Monday, February 16, 2015

thoughts on Fifty Shades of Grey (spoilers)

This is less a review than a piece where I try to work through my thoughts on things.

I tried to read Fifty Shades of Grey a little over a year ago.  I couldn't get through it (though when I went back and looked at the placement of the bookmark in my copy the other day, I saw that I actually made it through quite a lot of it-- over 400 pages, albeit 400 pages read in short bursts of "I guess I'll try to read that book again" determination to try to finish).  I have friends who legitimately liked it and thought it was really hot.  I have friends who found it laughably bad.  I found it pretty bad; the dialogue in Anastasia Steele's first meeting with Christian Grey is written in such a way that when I tried to tell my friends about it, I said something along the lines of, "Yeah, so she's interviewing him for her college newspaper, and his answers to her questions are basically like, 'I'm an important businessman!  I do important businessman things!'" There was also Anastasia's inner monologue, in which she makes repeated references to her "inner goddess."  Then there was my impatience with the contract.  The contract included a lot of things that very few people would agree to, including restrictions on her diet and exercise habits and the stipulation that she stay with him EVERY weekend.  She wasn't signing the contract and it was pretty clear she wasn't going to; my feeling was that she just needed to say no and move on with her life, rather than what she does, which is try to negotiate, eventually agree to it, and then put him off every time it comes time to actually sign it.

The thing I didn't get until after watching the film, however, is that Ana's hesitation to sign the contract isn't mere indecision.  I saw her as having two choices: live with Mr.
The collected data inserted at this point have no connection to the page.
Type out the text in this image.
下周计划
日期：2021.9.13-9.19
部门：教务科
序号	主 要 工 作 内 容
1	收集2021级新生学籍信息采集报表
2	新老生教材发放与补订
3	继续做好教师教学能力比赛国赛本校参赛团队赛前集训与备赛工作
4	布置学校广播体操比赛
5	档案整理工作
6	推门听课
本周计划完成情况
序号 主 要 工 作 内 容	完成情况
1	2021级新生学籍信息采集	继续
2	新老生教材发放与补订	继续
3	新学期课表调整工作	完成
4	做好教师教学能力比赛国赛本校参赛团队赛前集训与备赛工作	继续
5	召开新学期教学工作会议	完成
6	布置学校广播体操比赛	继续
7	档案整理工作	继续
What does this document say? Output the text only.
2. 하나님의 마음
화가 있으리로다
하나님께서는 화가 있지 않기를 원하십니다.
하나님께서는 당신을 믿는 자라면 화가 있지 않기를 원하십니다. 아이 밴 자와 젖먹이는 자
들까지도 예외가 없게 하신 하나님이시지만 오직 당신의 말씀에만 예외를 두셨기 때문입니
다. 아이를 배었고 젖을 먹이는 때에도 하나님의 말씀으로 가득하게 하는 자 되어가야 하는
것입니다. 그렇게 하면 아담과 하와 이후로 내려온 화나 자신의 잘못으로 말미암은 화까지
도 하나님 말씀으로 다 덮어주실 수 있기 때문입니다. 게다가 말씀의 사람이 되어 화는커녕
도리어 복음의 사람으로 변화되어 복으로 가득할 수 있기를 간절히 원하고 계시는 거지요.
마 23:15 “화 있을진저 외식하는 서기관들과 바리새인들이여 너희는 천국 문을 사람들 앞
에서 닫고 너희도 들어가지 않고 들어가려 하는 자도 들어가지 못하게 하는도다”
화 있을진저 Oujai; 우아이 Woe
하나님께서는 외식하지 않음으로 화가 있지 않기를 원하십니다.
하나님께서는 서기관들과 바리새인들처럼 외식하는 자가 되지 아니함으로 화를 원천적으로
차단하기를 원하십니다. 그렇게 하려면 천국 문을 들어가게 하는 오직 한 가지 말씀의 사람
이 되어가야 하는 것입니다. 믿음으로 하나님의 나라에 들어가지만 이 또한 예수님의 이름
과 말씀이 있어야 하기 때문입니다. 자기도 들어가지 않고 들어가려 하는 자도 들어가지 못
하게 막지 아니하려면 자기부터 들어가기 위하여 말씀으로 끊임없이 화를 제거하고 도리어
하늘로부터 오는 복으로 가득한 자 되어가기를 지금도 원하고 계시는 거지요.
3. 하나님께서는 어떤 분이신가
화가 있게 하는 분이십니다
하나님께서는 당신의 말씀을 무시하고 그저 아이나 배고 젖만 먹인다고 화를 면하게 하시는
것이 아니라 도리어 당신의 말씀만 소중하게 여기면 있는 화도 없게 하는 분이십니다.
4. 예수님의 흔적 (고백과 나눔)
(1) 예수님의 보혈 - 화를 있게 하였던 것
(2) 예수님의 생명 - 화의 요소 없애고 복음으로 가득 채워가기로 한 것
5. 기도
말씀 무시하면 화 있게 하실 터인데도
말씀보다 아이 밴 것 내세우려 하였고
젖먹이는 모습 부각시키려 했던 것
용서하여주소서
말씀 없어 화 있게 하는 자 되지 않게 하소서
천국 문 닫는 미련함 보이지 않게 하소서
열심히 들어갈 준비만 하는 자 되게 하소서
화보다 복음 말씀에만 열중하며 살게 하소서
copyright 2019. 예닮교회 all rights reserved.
Grey on his terms or without Mr. Grey on her own terms.  She wants there to be a third choice: live with him in a relationship in which they discuss things and make compromises and both maybe get some things they want and some things they don't want, but are both happy at the end of the day because they're together.  At the end, however, she realizes that no compromise she could make would ever be enough for him; she's not willing to go to the lengths he wants her to go to. 

Upon discussing it with my friends after leaving the movie, it was mentioned that he was very straightforward about how it was going to be and what he wanted from the very beginning.  Yes, he was...but he also actively pursued a relationship with her knowing that she wasn't "into" the same things he was into.  He showed up at her place of work.  He took her out for coffee.  He sent her an expensive graduation gift.  He showed up and took her back to his hotel with him when she made a drunken phone call to him.  He even showed up at her apartment after she read the contract and told him, by e-mail, that the whole thing was off.  He was ALWAYS the one pursuing her, even at the times in the film when he was telling her that it could never work.  Why keep pursuing her?  Because he wants to be with her and expects that she will "come around" to what he wants.

So what we basically have is a couple in which both members enter the relationship knowing that the other person wants completely different things than they do, but hoping that the other person can and will change.  What's more, because of their power dynamic, and because, with the contract, he HAS set up their relationship in "we'll do this my way or you'll completely lose me" terms while continuing to pursue her, she is actually being pressured to change.  This very well-written article considers it interesting and important that she leaves him at the end of the movie; the article discusses it in terms of rejecting the wealthy but ultimately empty lifestyle he offers.  Looking at it through the frame I've been discussing the movie, the end also suggests that they both accept that neither of them can change, and no "compromise" is going to work for them.  However, this is the first in the trilogy, and we know going in that they'll somehow "work it out."  I'll admit that I'm curious to find out how they do so.  I'm just having trouble imagining how they could ever possibly do so, or that it could possibly be a good thing if they did.